# MAT 18x Precalculus Learning Objectives

### MCCCD

1. Find real and complex zeros of polynomial functions. (I-II)
2. Calculate and interpret average rate of change. (I-III)
3. Determine the inverse of a relation when represented numerically, analytically, or graphically. (I-IV)
4. Analyze and interpret the behavior of functions, including domain and range, end behavior, increasing and decreasing intervals, extrema, asymptotic behavior, and symmetry. (I-V)
5. Determine whether a function is one-to-one when represented numerically, analytically, or graphically. (I-V)
6. Determine whether a relation is a function when represented numerically, analytically, or graphically. (I-V)
7. Graph polynomial, rational, exponential, logarithmic, power, absolute value, piecewise-defined, and trigonometric functions. (I-V)
8. Perform operations, including compositions, on functions and state the domain of the resulting function. (I-V)
9. Solve polynomial, rational, exponential, logarithmic, and trigonometric equations analytically and graphically. (I-V)
10. Use transformations to graph functions. (I-V)
11. Communicate process and results in written and verbal format. (I-IX)
12. Compare alternative solution strategies. (I-IX)
13. Justify and interpret solutions to application problems. (I-IX)
14. Model and solve real-world problems. (I-IX)
15. Read and interpret quantitative information when presented numerically, analytically, or graphically. (I-IX)
16. Find and evaluate inverse trigonometric functions. (IV-V)
17. Use the definition and properties of trigonometric functions and formulas to solve application problems. (IV-VII)
18. Verify trigonometric identities. (VI)

### Pima CC

Precalculus I Student Learning Outcomes:

Upon successful completion of the course, the student will be able to:

1. Define functions and determine the domain and range. Perform operations on functions.
2. Solve various types of equations and systems.
3. Graph functions and inequalities.
4. Solve problems involving real world applications.

Performance Objectives:

Upon successful completion of the course, the student will be able to:

2. Define a function by ordered pairs, a graph, and algebraically; use function operations and inverses; use transformations and determine symmetry.
3. Graph polynomial and rational functions; predict the nature of the zeros of a quadratic function, and reconstruct a polynomial from its given zeros.
4. Solve polynomial, rational, and absolute value inequalities.
5. Graph exponential and logarithmic functions; solve exponential and logarithmic equations; and use curve fitting for explanation of arithmetic models.
6. Understand end-behavior of a function in the context of limits.
7. Solve linear systems algebraically, graphically, and using matrices; solve nonlinear systems graphically and algebraically.
8. Use a graphing calculator to graph and analyze functions.
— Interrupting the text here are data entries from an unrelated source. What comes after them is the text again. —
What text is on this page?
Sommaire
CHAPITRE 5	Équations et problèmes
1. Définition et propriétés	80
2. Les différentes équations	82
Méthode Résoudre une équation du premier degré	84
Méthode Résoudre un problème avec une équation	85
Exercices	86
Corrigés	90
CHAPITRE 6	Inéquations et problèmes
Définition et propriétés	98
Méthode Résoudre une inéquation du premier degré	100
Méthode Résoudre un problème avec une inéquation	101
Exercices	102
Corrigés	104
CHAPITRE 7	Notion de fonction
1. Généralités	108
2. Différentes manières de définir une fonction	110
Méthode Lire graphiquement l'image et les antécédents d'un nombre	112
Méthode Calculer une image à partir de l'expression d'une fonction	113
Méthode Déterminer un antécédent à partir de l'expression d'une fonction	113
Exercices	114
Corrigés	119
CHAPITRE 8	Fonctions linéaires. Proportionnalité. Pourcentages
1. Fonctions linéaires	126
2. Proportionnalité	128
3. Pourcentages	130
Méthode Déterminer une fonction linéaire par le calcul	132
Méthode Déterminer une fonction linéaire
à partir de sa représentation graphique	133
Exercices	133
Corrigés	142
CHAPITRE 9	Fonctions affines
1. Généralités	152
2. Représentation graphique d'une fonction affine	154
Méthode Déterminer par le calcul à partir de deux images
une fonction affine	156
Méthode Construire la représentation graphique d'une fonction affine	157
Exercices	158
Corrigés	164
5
Precalculus II Student Learning Outcomes:

Upon successful completion of the course, the student will be able to:

1. Solve trigonometric equations and verify trigonometric identities.
2. Graph trigonometric functions, polar equations, and conic sections.
3. Solve triangles and real world applications.
4. Analyze sequences and series.

Performance Objectives:

Upon successful completion of the course, the student will be able to:

1. Convert between radians and degrees measures; define, graph, and evaluate the six trigonometric functions and their inverses; solve trigonometric equations algebraically; and use trigonometric identities to simplify expressions and solve equations.
2. Use the standard equations for conic sections and sketch their graphs; identify types of conic sections and determine their features.
3. Graph polar equations; convert between rectangular and polar coordinates; obtain polar form of complex numbers and convert between the polar form and the standard form.
4. Perform calculations involving vectors, including addition, scalar multiplication, finding magnitude, conversions between rectangular and polar form, and applications.
5. Find the nth term of a sequence; calculate partial sums of arithmetic and geometric sequences; and use the Binomial Theorem to expand powers of binomials.
6. Use a graphing calculator to evaluate, graph, and analyze functions.